Figure 9: Step 4, Validate the model

Step 5: Reconcile the model outcomes with reality

The purpose of this step is to gain acceptance for unexpected or unwelcome findings, by demonstrating why the outcomes align with reality and are logical consequences of the model (Figure 10).

Discussion and diagnosis of anomalies and examination of sensitivity analysis are useful approaches. They often yield valuable insights into the challenges a project will face.

It is very important not to leave unresolved differences between the analysis and key stakeholders’ beliefs. If key stakeholders do not trust the outcomes, then the modelling effort is likely to have been largely wasted.

This step can bring about a revision of an estimate or a plan if the analysis has exposed unrealistic assumptions or other issues.

Figure 10: Step 5, Reconcile the model with reality

6 Revise the model and its parameters as necessary

The estimate or plan may have to be revised to achieve an outcome required for the project to be a success. In this case, it is good practice to run the model based on the revised plan and estimate to confirm that the changes will deliver the desired outcome and not introduce any new risks.

Project teams will often use these models to explore options and carry out ‘what-if’ analyses, to illustrate to senior managers what challenges a project faces and possibly argue for variations to key performance measures or for additional resources to be allocated to the work.

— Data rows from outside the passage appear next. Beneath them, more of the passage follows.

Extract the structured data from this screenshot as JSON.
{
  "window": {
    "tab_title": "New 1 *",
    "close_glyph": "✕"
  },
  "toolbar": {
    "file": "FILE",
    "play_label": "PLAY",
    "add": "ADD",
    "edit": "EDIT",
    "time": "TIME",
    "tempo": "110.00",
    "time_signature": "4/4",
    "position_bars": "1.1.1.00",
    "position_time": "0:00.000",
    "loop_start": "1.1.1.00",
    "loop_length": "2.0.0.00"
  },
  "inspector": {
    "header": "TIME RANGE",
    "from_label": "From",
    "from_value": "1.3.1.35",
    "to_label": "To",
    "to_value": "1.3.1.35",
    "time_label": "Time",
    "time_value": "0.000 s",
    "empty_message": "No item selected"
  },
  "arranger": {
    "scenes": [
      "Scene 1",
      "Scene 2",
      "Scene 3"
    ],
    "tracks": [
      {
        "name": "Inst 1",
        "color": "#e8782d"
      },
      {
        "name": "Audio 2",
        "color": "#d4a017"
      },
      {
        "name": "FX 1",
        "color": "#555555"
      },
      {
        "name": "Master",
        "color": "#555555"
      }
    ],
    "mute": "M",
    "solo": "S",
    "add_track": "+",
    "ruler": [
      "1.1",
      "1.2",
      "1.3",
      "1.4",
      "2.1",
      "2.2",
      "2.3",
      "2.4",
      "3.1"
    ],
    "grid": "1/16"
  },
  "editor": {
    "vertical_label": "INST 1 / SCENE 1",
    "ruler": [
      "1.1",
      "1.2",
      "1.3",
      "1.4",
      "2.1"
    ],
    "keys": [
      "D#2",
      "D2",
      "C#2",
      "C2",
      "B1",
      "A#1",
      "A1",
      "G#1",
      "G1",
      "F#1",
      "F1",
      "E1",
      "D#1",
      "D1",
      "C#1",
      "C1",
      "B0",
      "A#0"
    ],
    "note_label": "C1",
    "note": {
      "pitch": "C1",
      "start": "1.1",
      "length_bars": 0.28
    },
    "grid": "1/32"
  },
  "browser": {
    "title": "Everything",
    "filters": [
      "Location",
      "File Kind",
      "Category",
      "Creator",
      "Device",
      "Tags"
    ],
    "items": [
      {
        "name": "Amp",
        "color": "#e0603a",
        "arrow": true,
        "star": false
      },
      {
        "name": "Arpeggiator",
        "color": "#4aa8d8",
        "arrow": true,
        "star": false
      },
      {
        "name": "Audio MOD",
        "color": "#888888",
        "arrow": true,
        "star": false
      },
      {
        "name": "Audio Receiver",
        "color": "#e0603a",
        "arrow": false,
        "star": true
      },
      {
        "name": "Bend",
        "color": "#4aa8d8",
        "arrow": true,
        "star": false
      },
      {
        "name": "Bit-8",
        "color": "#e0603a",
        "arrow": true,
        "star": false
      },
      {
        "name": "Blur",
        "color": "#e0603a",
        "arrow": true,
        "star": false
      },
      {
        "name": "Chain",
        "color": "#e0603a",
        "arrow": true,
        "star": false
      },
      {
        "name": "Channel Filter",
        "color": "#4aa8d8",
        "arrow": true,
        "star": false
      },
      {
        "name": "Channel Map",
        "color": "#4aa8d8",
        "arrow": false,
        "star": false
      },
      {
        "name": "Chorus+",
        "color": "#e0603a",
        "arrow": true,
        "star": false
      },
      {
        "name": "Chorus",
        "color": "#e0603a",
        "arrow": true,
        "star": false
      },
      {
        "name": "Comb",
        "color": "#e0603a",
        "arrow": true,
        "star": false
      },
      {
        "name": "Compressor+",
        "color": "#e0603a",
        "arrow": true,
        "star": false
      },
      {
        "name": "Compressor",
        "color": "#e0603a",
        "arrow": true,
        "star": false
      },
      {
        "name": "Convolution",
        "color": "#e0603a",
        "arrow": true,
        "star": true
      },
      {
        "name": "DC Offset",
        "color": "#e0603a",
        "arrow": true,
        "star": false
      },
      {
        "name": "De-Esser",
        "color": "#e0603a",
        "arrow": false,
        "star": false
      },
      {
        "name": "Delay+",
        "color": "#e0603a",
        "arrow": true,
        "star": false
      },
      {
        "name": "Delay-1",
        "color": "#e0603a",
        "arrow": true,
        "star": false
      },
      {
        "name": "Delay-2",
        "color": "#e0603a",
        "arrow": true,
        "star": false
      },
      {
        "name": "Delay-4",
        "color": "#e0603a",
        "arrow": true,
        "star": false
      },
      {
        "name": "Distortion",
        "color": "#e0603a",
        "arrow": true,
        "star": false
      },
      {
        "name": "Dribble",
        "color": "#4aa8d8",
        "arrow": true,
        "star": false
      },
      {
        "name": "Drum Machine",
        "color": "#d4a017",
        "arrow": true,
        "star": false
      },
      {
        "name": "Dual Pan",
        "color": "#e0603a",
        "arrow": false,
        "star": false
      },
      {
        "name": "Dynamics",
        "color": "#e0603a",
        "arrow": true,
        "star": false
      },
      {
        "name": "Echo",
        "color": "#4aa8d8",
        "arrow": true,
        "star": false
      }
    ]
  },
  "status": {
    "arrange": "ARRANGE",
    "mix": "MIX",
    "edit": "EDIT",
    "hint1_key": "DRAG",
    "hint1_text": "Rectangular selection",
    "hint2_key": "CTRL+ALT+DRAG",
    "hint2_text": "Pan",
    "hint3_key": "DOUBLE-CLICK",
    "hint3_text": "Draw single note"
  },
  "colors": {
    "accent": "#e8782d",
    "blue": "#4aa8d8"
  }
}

Figure 11: Step 6, Revise model and parameters

Summary

Range analysis cannot be a mechanical process, but it should be systematic; Figure 11 shows the six main steps. The diagram highlights what is important at each step – use these to plan the range analysis.

Remember that models are not decision makers. They only help to make sense of a project, and their outcomes must be interpreted for the circumstances and the business requirement in which they are being implemented.